Una trasposizione che il grande Maestro della nostra letteratura volge a profitto con un’operazione chirurgica tesa a fotografare le caratterizzazioni tipiche dei comportamenti individuali rispetto ad eventi della vita comune, tali da suscitare nello spettatore una deduzione logica del tutto spontanea rispetto alla propria (o indiretta) esperienza.
Spesso ci serviamo delle fotografie per ricordare momenti più o meno indimenticabili del nostro passato, quasi a volerli immortalare per evitare vuoti di memoria. Nell'opera di Eduardo, come in tutte le sue commedie, è la vita stessa che si eleva a ricordo e a rappresentazione visiva di ciò che siamo senza che lo scorrere del tempo possa mai cancellare.
La commedia, scritta nel 1948, e riproposta in diverse rappresentazioni teatrali e televisive (di cui si ricorda la messa in onda del 1978 con una magistrale Pupella Maggio fra gli interpreti), è un ritratto fedele della nostra coscienza nella sua massima rappresentazione simbolica rispetto ad eventi più o meno accaduti. E poco importa se il protagonista Alberto Saporito abbia creduto nel sogno che un certo delitto sia stato commesso dai vicini di casa. Qui sono i comportamenti interiori ad essere reali ed inconfutabili, a dispetto delle prove giudiziarie che l’intervento della magistratura dimostrerà essere del tutto inconsistenti.

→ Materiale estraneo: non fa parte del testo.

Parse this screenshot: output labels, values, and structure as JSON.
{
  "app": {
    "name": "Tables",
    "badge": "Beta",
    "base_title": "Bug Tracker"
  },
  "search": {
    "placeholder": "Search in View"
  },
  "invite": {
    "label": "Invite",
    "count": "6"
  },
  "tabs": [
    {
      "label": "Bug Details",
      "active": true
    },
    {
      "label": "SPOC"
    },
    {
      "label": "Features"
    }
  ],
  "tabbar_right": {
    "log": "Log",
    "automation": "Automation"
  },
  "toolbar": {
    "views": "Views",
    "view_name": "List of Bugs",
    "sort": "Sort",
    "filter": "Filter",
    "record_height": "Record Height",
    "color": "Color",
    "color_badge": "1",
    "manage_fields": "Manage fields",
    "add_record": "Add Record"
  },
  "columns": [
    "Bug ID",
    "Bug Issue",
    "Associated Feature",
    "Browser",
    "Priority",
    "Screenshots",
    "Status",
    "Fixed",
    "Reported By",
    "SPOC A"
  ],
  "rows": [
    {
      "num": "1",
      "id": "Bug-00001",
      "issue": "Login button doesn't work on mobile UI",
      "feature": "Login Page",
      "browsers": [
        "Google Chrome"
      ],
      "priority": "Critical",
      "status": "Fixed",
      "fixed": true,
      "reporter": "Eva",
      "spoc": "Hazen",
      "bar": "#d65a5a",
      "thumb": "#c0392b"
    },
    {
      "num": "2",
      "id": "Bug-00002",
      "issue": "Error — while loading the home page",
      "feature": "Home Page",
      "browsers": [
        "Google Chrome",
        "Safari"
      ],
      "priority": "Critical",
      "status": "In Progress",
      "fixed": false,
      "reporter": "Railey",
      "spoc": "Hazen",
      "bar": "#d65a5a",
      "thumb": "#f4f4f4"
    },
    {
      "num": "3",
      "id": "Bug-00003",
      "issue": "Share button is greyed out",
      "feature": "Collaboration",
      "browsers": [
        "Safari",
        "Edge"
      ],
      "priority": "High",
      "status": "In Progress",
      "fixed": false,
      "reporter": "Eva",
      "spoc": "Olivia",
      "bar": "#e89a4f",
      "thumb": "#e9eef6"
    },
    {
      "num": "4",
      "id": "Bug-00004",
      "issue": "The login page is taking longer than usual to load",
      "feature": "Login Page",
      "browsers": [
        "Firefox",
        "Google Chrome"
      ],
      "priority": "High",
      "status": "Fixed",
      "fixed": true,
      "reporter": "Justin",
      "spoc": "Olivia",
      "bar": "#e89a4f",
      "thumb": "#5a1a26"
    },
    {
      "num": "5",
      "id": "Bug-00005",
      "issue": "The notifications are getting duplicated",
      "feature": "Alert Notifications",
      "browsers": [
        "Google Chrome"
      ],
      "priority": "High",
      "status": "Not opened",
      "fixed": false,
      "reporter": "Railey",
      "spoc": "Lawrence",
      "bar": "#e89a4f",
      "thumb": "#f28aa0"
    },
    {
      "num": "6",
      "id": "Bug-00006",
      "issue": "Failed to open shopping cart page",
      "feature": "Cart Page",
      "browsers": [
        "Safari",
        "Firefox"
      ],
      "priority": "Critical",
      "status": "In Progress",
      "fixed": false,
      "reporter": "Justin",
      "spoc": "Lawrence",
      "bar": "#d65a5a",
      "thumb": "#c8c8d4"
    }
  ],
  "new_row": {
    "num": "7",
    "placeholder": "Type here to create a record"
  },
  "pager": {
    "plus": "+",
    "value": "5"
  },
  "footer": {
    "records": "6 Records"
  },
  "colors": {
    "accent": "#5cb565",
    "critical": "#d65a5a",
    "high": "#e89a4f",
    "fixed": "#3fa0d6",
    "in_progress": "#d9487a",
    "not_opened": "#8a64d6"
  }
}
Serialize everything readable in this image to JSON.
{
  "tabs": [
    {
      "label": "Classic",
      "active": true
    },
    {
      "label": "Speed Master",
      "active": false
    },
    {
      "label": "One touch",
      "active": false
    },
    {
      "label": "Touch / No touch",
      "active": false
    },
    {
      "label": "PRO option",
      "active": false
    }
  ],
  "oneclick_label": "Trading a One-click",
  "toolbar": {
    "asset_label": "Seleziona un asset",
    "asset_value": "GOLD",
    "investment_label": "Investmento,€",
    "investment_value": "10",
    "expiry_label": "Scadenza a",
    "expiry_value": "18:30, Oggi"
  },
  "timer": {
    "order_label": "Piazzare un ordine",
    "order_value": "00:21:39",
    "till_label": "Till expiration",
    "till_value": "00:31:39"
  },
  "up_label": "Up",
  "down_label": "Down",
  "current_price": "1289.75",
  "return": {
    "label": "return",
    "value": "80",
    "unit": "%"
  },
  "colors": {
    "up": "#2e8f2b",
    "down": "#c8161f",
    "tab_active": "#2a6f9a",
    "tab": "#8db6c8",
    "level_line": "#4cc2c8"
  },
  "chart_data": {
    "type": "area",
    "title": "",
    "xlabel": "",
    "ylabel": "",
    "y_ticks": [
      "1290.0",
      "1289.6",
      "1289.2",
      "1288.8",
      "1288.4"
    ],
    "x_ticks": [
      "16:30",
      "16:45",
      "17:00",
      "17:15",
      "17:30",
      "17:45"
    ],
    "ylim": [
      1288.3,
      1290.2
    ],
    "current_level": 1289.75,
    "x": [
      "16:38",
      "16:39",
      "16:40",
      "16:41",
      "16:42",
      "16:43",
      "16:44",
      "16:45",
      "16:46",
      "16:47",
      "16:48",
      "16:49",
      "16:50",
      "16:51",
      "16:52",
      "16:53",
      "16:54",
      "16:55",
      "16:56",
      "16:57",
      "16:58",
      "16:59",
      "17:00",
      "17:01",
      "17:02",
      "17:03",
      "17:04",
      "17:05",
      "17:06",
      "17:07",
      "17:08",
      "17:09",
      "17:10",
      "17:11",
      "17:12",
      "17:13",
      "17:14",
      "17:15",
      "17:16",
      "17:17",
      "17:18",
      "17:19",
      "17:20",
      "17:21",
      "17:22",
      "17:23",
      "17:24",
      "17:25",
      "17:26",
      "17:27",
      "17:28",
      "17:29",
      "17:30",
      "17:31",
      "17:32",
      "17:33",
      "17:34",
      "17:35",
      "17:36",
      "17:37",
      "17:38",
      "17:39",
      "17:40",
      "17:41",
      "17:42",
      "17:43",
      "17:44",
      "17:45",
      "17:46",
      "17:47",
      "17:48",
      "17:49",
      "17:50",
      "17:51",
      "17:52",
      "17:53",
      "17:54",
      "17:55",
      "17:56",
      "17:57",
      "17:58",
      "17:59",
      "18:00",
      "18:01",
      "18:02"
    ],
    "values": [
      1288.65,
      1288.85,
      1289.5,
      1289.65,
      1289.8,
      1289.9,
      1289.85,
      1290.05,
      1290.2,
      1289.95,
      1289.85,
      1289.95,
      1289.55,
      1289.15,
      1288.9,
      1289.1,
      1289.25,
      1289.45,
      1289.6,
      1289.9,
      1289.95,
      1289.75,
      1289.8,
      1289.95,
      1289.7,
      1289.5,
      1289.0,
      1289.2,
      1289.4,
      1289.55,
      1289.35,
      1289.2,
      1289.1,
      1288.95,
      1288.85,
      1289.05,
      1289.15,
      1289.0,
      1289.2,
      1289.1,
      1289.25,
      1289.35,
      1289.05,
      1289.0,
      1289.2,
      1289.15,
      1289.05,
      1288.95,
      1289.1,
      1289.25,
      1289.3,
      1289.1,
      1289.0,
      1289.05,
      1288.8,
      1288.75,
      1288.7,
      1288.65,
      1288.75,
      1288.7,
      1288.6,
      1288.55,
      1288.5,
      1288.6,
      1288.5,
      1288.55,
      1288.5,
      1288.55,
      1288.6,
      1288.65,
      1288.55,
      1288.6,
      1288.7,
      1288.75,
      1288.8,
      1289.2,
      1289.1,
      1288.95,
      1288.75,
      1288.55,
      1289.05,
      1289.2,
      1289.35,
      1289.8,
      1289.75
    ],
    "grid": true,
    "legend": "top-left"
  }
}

Si può essere assassini senza aver commesso delitto alcuno, perché nelle voci di dentro è il simbolismo ad agire e a far tirare fuori dai protagonisti della storia la loro vera indole. Ne è una riprova l’atteggiamento dei vicini che vedendosi accusati di aver ucciso Aniello Amitrano, amico di Saporito, faranno di tutto per scagionarsi accusandosi a vicenda, progettando persino l’assassinio dello stesso protagonista pur di liberarsi dell’onta di un omicidio mai (realmente) commesso.
Pregevole il j’accuse di Saporito nel finale della commedia:
“Mo' volete sapere perché siete assassini? E che v' 'o dico a ffa'? Che parlo a ffa'? Chisto, mo', è 'o fatto 'e zi' Nicola... Parlo inutilmente? In mezzo a voi, forse, ci sono anch'io, e non me ne rendo conto. Avete sospettato l'uno dell'altro: 'o marito d' 'a mugliera, 'a mugliera d' 'o marito... 'a zia d' 'o nipote... 'a sora d' 'o frate... Io vi ho accusati e non vi siete ribellati, eppure eravate innocenti tutti quanti... Lo avete creduto possibile. Un assassinio lo avete messo nelle cose normali di tutti i giorni... il delitto lo avete messo nel bilancio di famiglia! La stima, don Pasqua', la stima reciproca che ci mette a posto con la nostra coscienza, che ci appacia con noi stessi, l'abbiamo uccisa... E vi sembra un assassinio da niente? Senza la stima si può arrivare al delitto. E ci stavamo arrivando ..”
E’ la perdita della stima il vero delitto commesso. Una componente della vita interiore che nessun ordinamento giuridico considera ma che ne “Le voci di dentro” assurge a macchia indelebile della nostra coscienza, come una delle più tangibili e implacabili condanne.